On  3 Sep 96  Jean Lee Cole  wrought the electrons thusly:

>... I was wondering if any of you had any thoughts
> about the use of "classic" typefaces (Garamond, Baskerville,
> Caslon, and even American faces such as Goudy) for texts about
> minority groups or groups that have undergone oppression.  For
> example, using Baskerville for a book that outlines the various
> ways in which American Indians were screwed and screwed again
> by the U.S. government in the late-18th and 19th centuries, or
> using Caslon for a book about the British slave trade.

As a mere reader and typographical groupie and hanger-on, let
me respond.

It seems implicit in your remark that some typefaces partake of
an "oppressive" character. Perhaps this is true of certain
display faces, but I seriously doubt we can impute this
characteristic to the many text faces available. This reminds me
of the issue of Wagner's music: is it anti-Semitic or not? There
is absolutely no doubt that Wagner himself (like many people of
his time and place) was a rabid anti-Semite, but does this
characteristic show itself in, say, Das Gotterdammerung? My own
opinion is that Wagner's works (and others of the same period)
have an existence utterly independent of their composer and do
not have an anti-Semitic quality purely as a result of their
authorship and historico-cultural placement.

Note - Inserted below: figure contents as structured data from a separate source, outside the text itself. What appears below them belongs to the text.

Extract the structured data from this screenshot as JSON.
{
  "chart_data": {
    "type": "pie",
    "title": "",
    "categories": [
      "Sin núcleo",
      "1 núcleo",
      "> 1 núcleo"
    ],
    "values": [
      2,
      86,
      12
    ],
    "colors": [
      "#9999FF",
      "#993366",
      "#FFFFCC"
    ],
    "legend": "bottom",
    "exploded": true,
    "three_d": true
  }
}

> I know that most readers will not notice, much less care, if a
> typeface characteristic of a dominant group is used for a text
> critical of it.

I think *no* reader is going to notice. Those who look at books
for the typography, not the content, *may* notice.

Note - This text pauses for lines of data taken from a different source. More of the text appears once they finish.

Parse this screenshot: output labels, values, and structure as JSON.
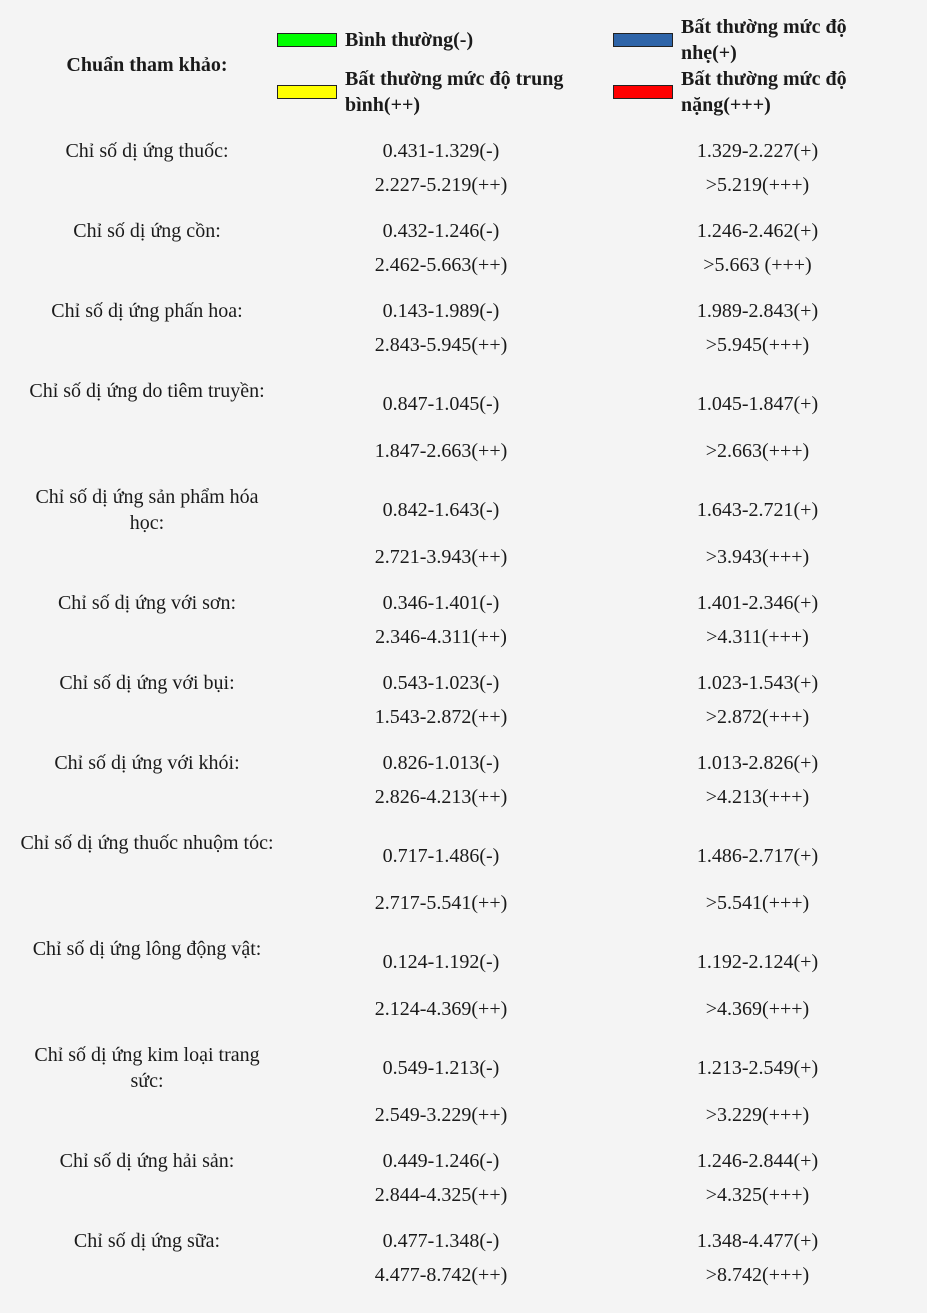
{
  "legend": {
    "title": "Chuẩn tham khảo:",
    "items": [
      {
        "label": "Bình thường(-)",
        "color": "#00ff00"
      },
      {
        "label": "Bất thường mức độ nhẹ(+)",
        "color": "#2e64a8"
      },
      {
        "label": "Bất thường mức độ trung bình(++)",
        "color": "#ffff00"
      },
      {
        "label": "Bất thường mức độ nặng(+++)",
        "color": "#ff0000"
      }
    ]
  },
  "items": [
    {
      "label": "Chỉ số dị ứng thuốc:",
      "normal": "0.431-1.329(-)",
      "mild": "1.329-2.227(+)",
      "moderate": "2.227-5.219(++)",
      "severe": ">5.219(+++)"
    },
    {
      "label": "Chỉ số dị ứng cồn:",
      "normal": "0.432-1.246(-)",
      "mild": "1.246-2.462(+)",
      "moderate": "2.462-5.663(++)",
      "severe": ">5.663 (+++)"
    },
    {
      "label": "Chỉ số dị ứng phấn hoa:",
      "normal": "0.143-1.989(-)",
      "mild": "1.989-2.843(+)",
      "moderate": "2.843-5.945(++)",
      "severe": ">5.945(+++)"
    },
    {
      "label": "Chỉ số dị ứng do tiêm truyền:",
      "normal": "0.847-1.045(-)",
      "mild": "1.045-1.847(+)",
      "moderate": "1.847-2.663(++)",
      "severe": ">2.663(+++)"
    },
    {
      "label": "Chỉ số dị ứng sản phẩm hóa học:",
      "normal": "0.842-1.643(-)",
      "mild": "1.643-2.721(+)",
      "moderate": "2.721-3.943(++)",
      "severe": ">3.943(+++)"
    },
    {
      "label": "Chỉ số dị ứng với sơn:",
      "normal": "0.346-1.401(-)",
      "mild": "1.401-2.346(+)",
      "moderate": "2.346-4.311(++)",
      "severe": ">4.311(+++)"
    },
    {
      "label": "Chỉ số dị ứng với bụi:",
      "normal": "0.543-1.023(-)",
      "mild": "1.023-1.543(+)",
      "moderate": "1.543-2.872(++)",
      "severe": ">2.872(+++)"
    },
    {
      "label": "Chỉ số dị ứng với khói:",
      "normal": "0.826-1.013(-)",
      "mild": "1.013-2.826(+)",
      "moderate": "2.826-4.213(++)",
      "severe": ">4.213(+++)"
    },
    {
      "label": "Chỉ số dị ứng thuốc nhuộm tóc:",
      "normal": "0.717-1.486(-)",
      "mild": "1.486-2.717(+)",
      "moderate": "2.717-5.541(++)",
      "severe": ">5.541(+++)"
    },
    {
      "label": "Chỉ số dị ứng lông động vật:",
      "normal": "0.124-1.192(-)",
      "mild": "1.192-2.124(+)",
      "moderate": "2.124-4.369(++)",
      "severe": ">4.369(+++)"
    },
    {
      "label": "Chỉ số dị ứng kim loại trang sức:",
      "normal": "0.549-1.213(-)",
      "mild": "1.213-2.549(+)",
      "moderate": "2.549-3.229(++)",
      "severe": ">3.229(+++)"
    },
    {
      "label": "Chỉ số dị ứng hải sản:",
      "normal": "0.449-1.246(-)",
      "mild": "1.246-2.844(+)",
      "moderate": "2.844-4.325(++)",
      "severe": ">4.325(+++)"
    },
    {
      "label": "Chỉ số dị ứng sữa:",
      "normal": "0.477-1.348(-)",
      "mild": "1.348-4.477(+)",
      "moderate": "4.477-8.742(++)",
      "severe": ">8.742(+++)"
    }
  ]
}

[Bringhurst quote snipped]

> The logical extension of these statements, it seems to me, is
> that good typography not only demands an *understanding* of
> historical and ideological relationships, but also requires
> responsible *applications* of this knowledge.  For example, I
> would not use Van Dijck for a book about Mussolini, or Joanna
> for a book about the Crusades.

Forgive me if I display my ignorance, but please explain your
rationale for these anti-choices. I have used both of these
faces and it seems to me that Van Dijck would be inappropriate
for nearly any text not closely focussed on the historic period
of its model, while Joanna (at least in its Roman style) is so
neutral and characterless that it would simply be out of place
where one wants an air of knightly feats of derring-do. Wasn't
Joanna designed as a newspaper face?

> But our press publishes many
> books about U.S. minority groups, minority groups in Latin
> America, and the often one-sided (in terms of raw power, both
> military and economic) relationship between the U.S. and Latin
> America, and I've had problems finding text faces that I feel
> are suitable for these subjects. (For some reason, there just
> aren't that many Chicana type designers out there. <irony>)
> Display faces are less of a problem, but I've had difficulties
> with them too.  Do any of you have any thoughts on the subject?
> Solutions? If any of you think this is not an important issue,
> how did you come to that conclusion?

I think the correct relationship should follow this logic: the
text before me is a modern text and therefore should be printed
in a good modern text typeface. On the other hand, if you are
reprinting a historic text, then a face reminiscent of its
historic context might be more appropriate. Yet even then, you
must be cautious about ending up with a parody. Should a book
about the history of Mexico be set as though it were done by a
job printer in an out of the way Mexican village, with
"damaged" type and a grand disregard for the canons of
typographic good taste? Of course not!

>...I think the problem I've outlined here transcends
> personal politics...

Your sensitivity is to be commended, but I feel you are seeking
an unnecessary refinement. Far better to concentrate on the
readability of the page, the color of the type, its texture. As
an academic publisher, many of your books are (by any ordinary
standard) going to be dull, boring, and dry, and you need to
make sure the reader, while struggling with the content, is not
also having eye trouble. Please consider the wide variety of
faces used in Penguin paperbacks (most of them from Monotype).